= Joseph C. Salema =

Joseph C. Salema is the former Chief of Staff to New Jersey Governor James Florio, a position he held from 1990 to 1993. Salema resigned in the Spring of 1993 amid intensifying media scrutiny during an investigation of illegal misconduct while serving the State of New Jersey.

He lives in Wenonah, New Jersey and is the married father of two children.

==Armacon Securities Scandal==
Prior to becoming the Governor's Chief of Staff in 1990, Salema joined in a partnership with longtime friend and associate, Nicholas Rudi, within the Armacon Securities firm. Seven months after being named Governor James Florio's Chief of Staff, Salema engaged in a blind trust with Armacon Securities, in what was later speculated to be an attempt to conceal a personal interest.

===Investigation===
In 1990, Mark Fitterman, the Associate Director of the U.S. Securities and Exchange Commission's Market Regulation division, led the investigation into whether the Merrill Lynch investment bank took part in an illegal pay to play scheme in the sale of $2.9 billion in New Jersey Turnpike bonds.
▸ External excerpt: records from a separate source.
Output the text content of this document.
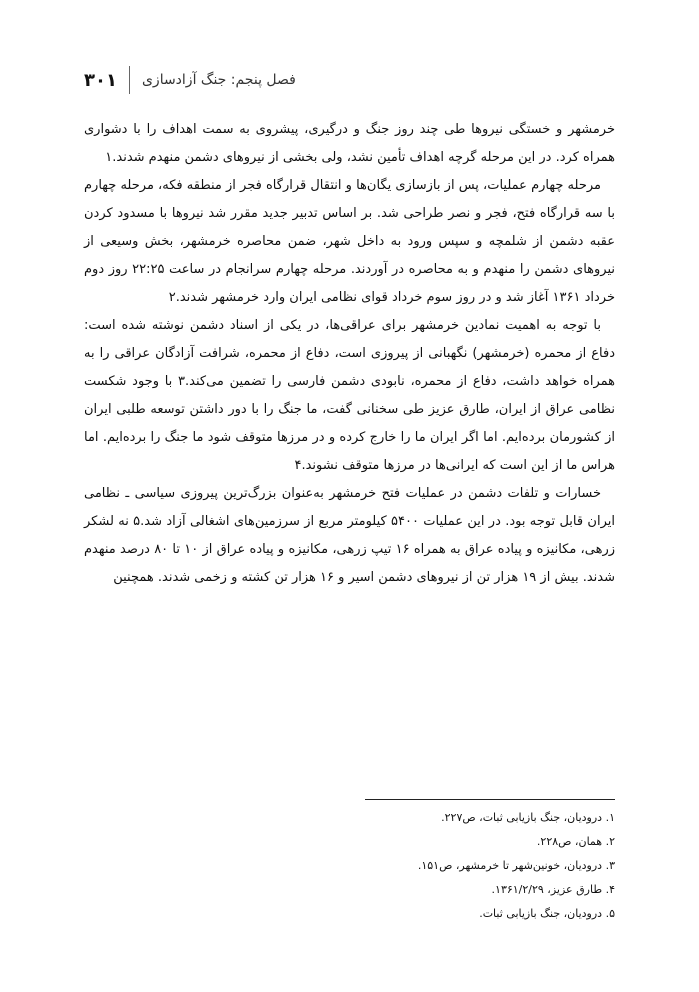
فصل پنجم: جنگ آزادسازی
۳۰۱

خرمشهر و خستگی نیروها طی چند روز جنگ و درگیری، پیشروی به سمت اهداف را با دشواری همراه کرد. در این مرحله گرچه اهداف تأمین نشد، ولی بخشی از نیروهای دشمن منهدم شدند.۱

مرحله چهارم عملیات، پس از بازسازی یگان‌ها و انتقال قرارگاه فجر از منطقه فکه، مرحله چهارم با سه قرارگاه فتح، فجر و نصر طراحی شد. بر اساس تدبیر جدید مقرر شد نیروها با مسدود کردن عقبه دشمن از شلمچه و سپس ورود به داخل شهر، ضمن محاصره خرمشهر، بخش وسیعی از نیروهای دشمن را منهدم و به محاصره در آوردند. مرحله چهارم سرانجام در ساعت ۲۲:۲۵ روز دوم خرداد ۱۳۶۱ آغاز شد و در روز سوم خرداد قوای نظامی ایران وارد خرمشهر شدند.۲

با توجه به اهمیت نمادین خرمشهر برای عراقی‌ها، در یکی از اسناد دشمن نوشته شده است: دفاع از محمره (خرمشهر) نگهبانی از پیروزی است، دفاع از محمره، شرافت آزادگان عراقی را به همراه خواهد داشت، دفاع از محمره، نابودی دشمن فارسی را تضمین می‌کند.۳ با وجود شکست نظامی عراق از ایران، طارق عزیز طی سخنانی گفت، ما جنگ را با دور داشتن توسعه طلبی ایران از کشورمان برده‌ایم. اما اگر ایران ما را خارج کرده و در مرزها متوقف شود ما جنگ را برده‌ایم. اما هراس ما از این است که ایرانی‌ها در مرزها متوقف نشوند.۴

خسارات و تلفات دشمن در عملیات فتح خرمشهر به‌عنوان بزرگ‌ترین پیروزی سیاسی ـ نظامی ایران قابل توجه بود. در این عملیات ۵۴۰۰ کیلومتر مربع از سرزمین‌های اشغالی آزاد شد.۵ نه لشکر زرهی، مکانیزه و پیاده عراق به همراه ۱۶ تیپ زرهی، مکانیزه و پیاده عراق از ۱۰ تا ۸۰ درصد منهدم شدند. بیش از ۱۹ هزار تن از نیروهای دشمن اسیر و ۱۶ هزار تن کشته و زخمی شدند. همچنین

۱. درودیان، جنگ بازیابی ثبات، ص۲۲۷.
۲. همان، ص۲۲۸.
۳. درودیان، خونین‌شهر تا خرمشهر، ص۱۵۱.
۴. طارق عزیز، ۱۳۶۱/۲/۲۹.
۵. درودیان، جنگ بازیابی ثبات.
In the sale of such bonds, it is considered advantageous for an investment bank to attain the lead manager mandate, as these banks customarily keep 50% of all underwriting fees.

It is during the prospective sale of these bonds (in February 1990) that Armacon Securities' cash holdings increased from $4,600 to $412,000; Armacon's assets skyrocketed from $10,100 to $665,577 and their net capital increased in similar fashion from $8,100 to $395,710. Armacon Securities prospered greatly while performing extremely little underwriting during this period. In 1991, the following year, Armacon took in $727,800 in underwriting fees, while its total operating expenses were less than $50,000. The firm operated without any staff to sell the bonds, no clients to buy the bonds and very little capital with which to finance an inventory.

In the three years that Joseph Salema served as the Governor's Chief of Staff, Armacon Securities received over one million dollars in underwriting fees while lacking the necessities a firm would require to operate as an underwriter.

In 1993, Armacon Securities became a familiar name in the daily news media. Journalists became increasingly aware that a chief aide to the Governor of New Jersey was a partner in a firm that was managing to post robust returns while remaining virtually inactive. By May 1993, Joseph Salema willingly resigned amid growing public sentiment that he had inappropriately made use of his position to funnel cash and assets into his firm. Salema and his legal representation denied being the subject of the federal inquiry, claiming the resignation was a measure to spare Governor James Florio further political embarrassment.

==Guilty Plea and Sentencing==

At the conclusion of the federal investigation, Joseph Salema was formally indicted in February 1995 for the acceptance of kickbacks in exchange for influencing New Jersey state bond deals.

Salema pleaded guilty to the federal charge of sharing in more than $200,000 in kickbacks. In August 1995, he was sentenced to six months in a halfway house and six months of home confinement. Salema was also fined $10,000 and required to serve 1,400 hours of community service. (His Armacon Securities partner, Nicholas Rudi, was later acquitted of all federal charges after going to trial in June 1996).

In a subsequent civil suit filed by the U.S. Securities and Exchange Commission, Joseph Salema reached a settlement, paying $324,764.55 without admitting or denying liability.